INTERVIEW by VICTORIA SILVER
Dressed in a leather bodysuit and tights while cleaning her toys, SweetKill provided a unique insight into her personal thoughts on kink, power, her personal submissive relationships, and the politics of domination as a woman of color from a traditional family.
PETIT MORT (VICTORIA SILVER)
Mistress SweetKill, thank you for taking the time to talk with us. Let’s jump right in. What was your first exposure to BDSM, and what attracted you to it?
LUCY SWEETKILL
Well, I have two versions. One was when I was really aware that this is BDSM, like the terms BDSM and kink. And then way before that, on the earlier side, I was sort of playing around with kink and BDSM obviously not knowing what it was. It was just me being kind of a weird, curious kid. I think many people have that same experience. For me, the earliest memories I have around kink or BDSM were actually around pain. When I was a kid, I used to get in trouble for biting people, mostly biting people like my sister or one of my cousins, people I liked. Not biting them because I was mad at them, but because I really liked them. It was my form of affection. Of course, I would get in trouble, because you bite someone—especially as a kid—and then they get hurt and go tell someone that you bit them. So, at a really young age, I realized ‘oh, okay, I’m not supposed to do that’ even though it made me feel really warm inside, just like a hug.
That’s my earliest memory of doing anything around what most people would consider a kink, especially being a self-proclaimed sadist. In regards to my first experience while actually understanding what I was doing, I would say in all honesty it was when I first started pro-domming. I grew up in the Bay Area, so I was surrounded by a lot of alternative sexuality as just part of life, but I never saw it as anything different. I never saw it as alternative because it was just part of our culture; we have Pride and we have Folsom.

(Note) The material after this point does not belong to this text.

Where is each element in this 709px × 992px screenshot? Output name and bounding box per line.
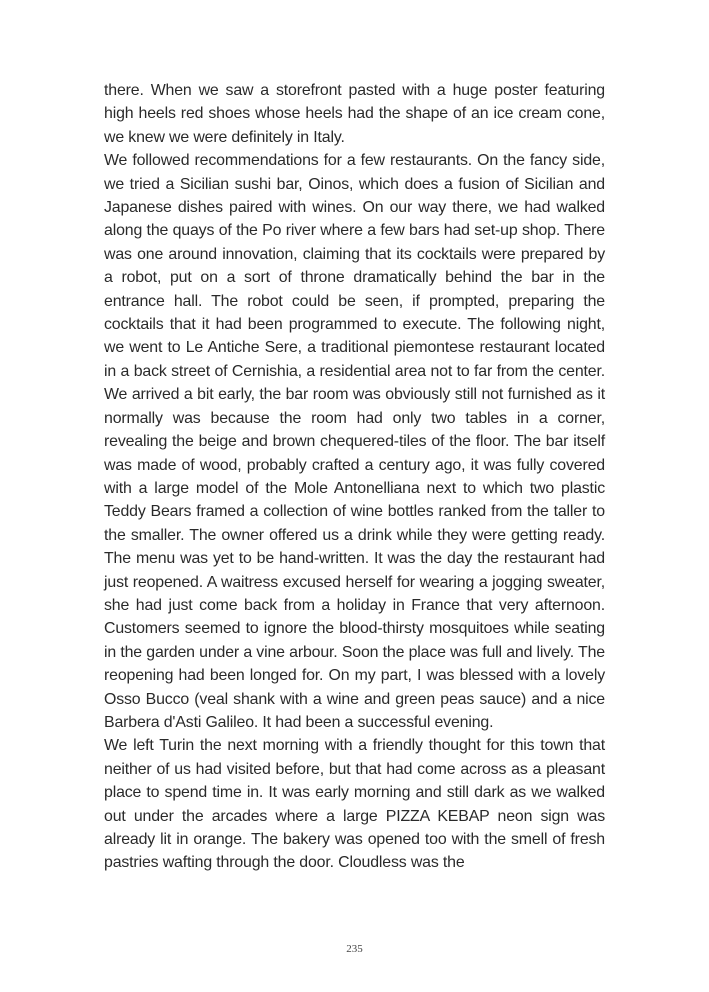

I spent my 21st birthday at a [place] called Asia SF, an Asian trans bar, on a stripper pole with a bunch of Asian trans women. Straight friends came, gay friends, all types of friends came because it wasn’t a big deal. There wasn’t what felt like a segregation in all of that, like I see in other places. I actually feel like there’s more of that in New York, but in San Francisco, it’s just part of your life.
When I first started pro-domming in New York, that’s when I officially realized the words [for what I desired]. Like this is what BDSM is, this is what kink is, this is what a dominatrix is. Even though I already kind of knew of them as a general concept, I didn’t really think of them as anything else.